Bebida e droga facilitam abuso
Para o professor de Psiquiatria da Universidade Federal de São Paulo (Unifesp), Marcelo Feijó de Mello, que é membro da Associação Brasileira de Psiquiatria, além da bebida e droga o comportamento ainda machista leva os estudantes a agirem dessa forma.
“A bebida e as drogas são facilitadores porque muitas vezes a vítima nem lembra o que fez. Falta também noção de limite. Nos trotes há a hierarquia e o calouro tem que se submeter a tudo para ser aceito. E a cultura machista também contribui para essa violência porque muitos agem sem culpa e moral. É uma característica da pessoa”, explica Mello.

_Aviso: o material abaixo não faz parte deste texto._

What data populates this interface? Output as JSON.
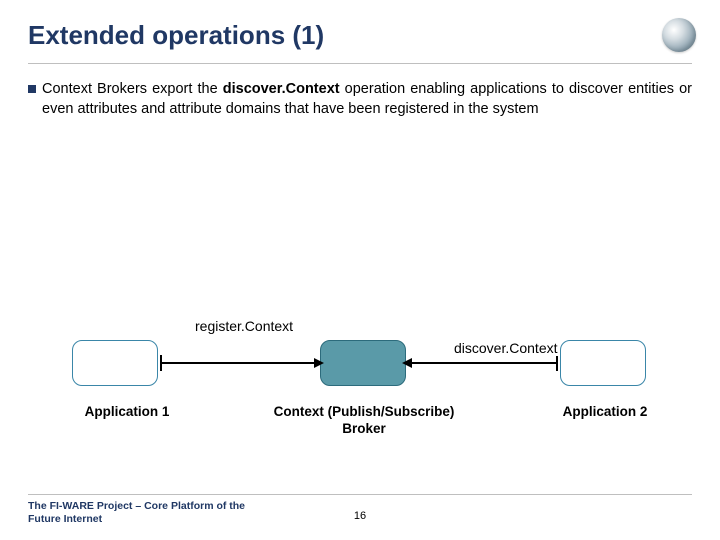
{
  "title": "Extended operations (1)",
  "bullet": {
    "prefix": "Context Brokers export the ",
    "bold": "discover.Context",
    "suffix": " operation enabling applications to discover entities or even attributes and attribute domains that have been registered in the system"
  },
  "diagram": {
    "boxes": {
      "app1": {
        "fill": "#ffffff",
        "stroke": "#3a86a8"
      },
      "broker": {
        "fill": "#5a9aa8",
        "stroke": "#2c6b7c"
      },
      "app2": {
        "fill": "#ffffff",
        "stroke": "#3a86a8"
      }
    },
    "arrows": {
      "registerLabel": "register.Context",
      "discoverLabel": "discover.Context"
    },
    "captions": {
      "app1": "Application 1",
      "broker_line1": "Context (Publish/Subscribe)",
      "broker_line2": "Broker",
      "app2": "Application 2"
    }
  },
  "footer": {
    "text_line1": "The FI-WARE Project – Core Platform of the",
    "text_line2": "Future Internet",
    "page": "16"
  },
  "colors": {
    "title": "#203864",
    "underline": "#bfbfbf",
    "text": "#000000"
  }
}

E as consequências para as vítimas, segundo ele, podem levar a transtornos psiquiátricos e até ao abandono do curso. A pesquisa mostra que 63% das vitimas admitem não ter reagido à violência, muitas vezes por medo ou insegurança. Entre as entrevistadas, 36% afirmaram que já deixaram de fazer alguma atividade por medo. “Muitas têm medo e vergonha de falar porque vão continuar convivendo com o agressor e porque também temem ser julgadas. Há casos de problemas psiquiátricos e muitas até param de estudar”, disse o psiquiatra.
Para ele, as universidades têm uma parcela de culpa nisso. “Não há punição para esses casos. Falta uma posição mais definida das universidades em relação a essa violência”, avaliou ele.
Dos entrevistados 88% dos alunos e 95% das alunas disseram que a faculdade deveria criar meios de punir os responsáveis por cometer violência contra mulheres na instituição.